A notice on the ISB proteomics software page claims that “when there are no longer IP issues surrounding uninterpreted tandem mass spectral database search routines, as ProbID and X! Tandem are paving the way for, COMET will [then] be distributed as open source.”
Geer and Beavis both claim that the underlying methods behind their software packages are novel, which may insulate them from a similar situation. Beavis said he has never encountered any IP-related obstacles in his career in the field. Thermo “certainly never mentioned anything like that to me at ProteoMetrics,” he said. “I really don’t know what their plans are for enforcing that particular patent, but I’d be surprised if they’d spend a lot of money on it.”
Beavis and Geer have both taken a low-key approach to releasing their software. “I’ve been putting a lot of effort into making sure everything is working properly before I actually try and promote it too heavily,” said Beavis. “My experience with ProteoMetrics is that it takes three to five years for this community to really adopt things in a general fashion, so I think we’re still very early in the product cycle for this.”
Geer echoed this sentiment. “We’ve been relatively quiet about it, he said. “We wanted to get a few beta testers for it first.”
But while NCBI has no plans to benefit commercially from OMSSA, Beavis is building a business around the open source software he developed. While Beavis Informatics has “no interest whatsoever in commercializing this software,” Beavis said that he has already signed consulting contracts with several companies and academic groups who are using X! Tandem and other GPM tools. So far, he said, Eli Lilly, Merck, and USDA are among the larger groups using the package, while total downloads are in the 200-300 range.
Beavis said he doesn’t see his software or his company as direct competition for firms selling shrink-wrapped proteomics software. “X! Tandem was really an attempt to move the field forward on the intellectual and academic side rather than produce a product that would directly compete with those companies,” he said.
At least one of those firms agrees. John Cottrell, CEO of Matrix Science, pointed out that there are certain challenges that open source software development projects face that commercial efforts don’t. “It will be difficult for open source proteomics software to offer a stable alternative to commercial software over the longer term,” he explained in an e-mail to BioInform. “The general trend is that programs adopted by commercial companies survive for an extended period, while those that are not commercialized fade away through lack of on-going development and support.”
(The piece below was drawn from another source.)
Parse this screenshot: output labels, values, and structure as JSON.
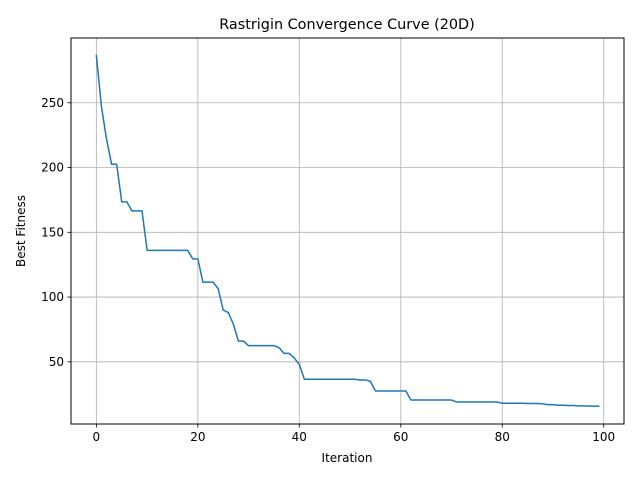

He added that general-purpose open source software packages like Linux or Apache have large user bases that can support commercial firms that make their money through consulting or technical support, but “this doesn’t work well for very specialized proteomics applications.”
Open source software offers many benefits for research groups who don’t require formal support, Cottrell said, but “if researchers simply want to use the applications, and have confidence that technical assistance will be readily available, and the product will continue to be developed and improved, the traditional model will continue to apply.”
But according to Beavis, the smaller scale of the proteomics community may work to his advantage. “As a consultant, being the person who wrote the software that a company is using is a good position to be in,” he said.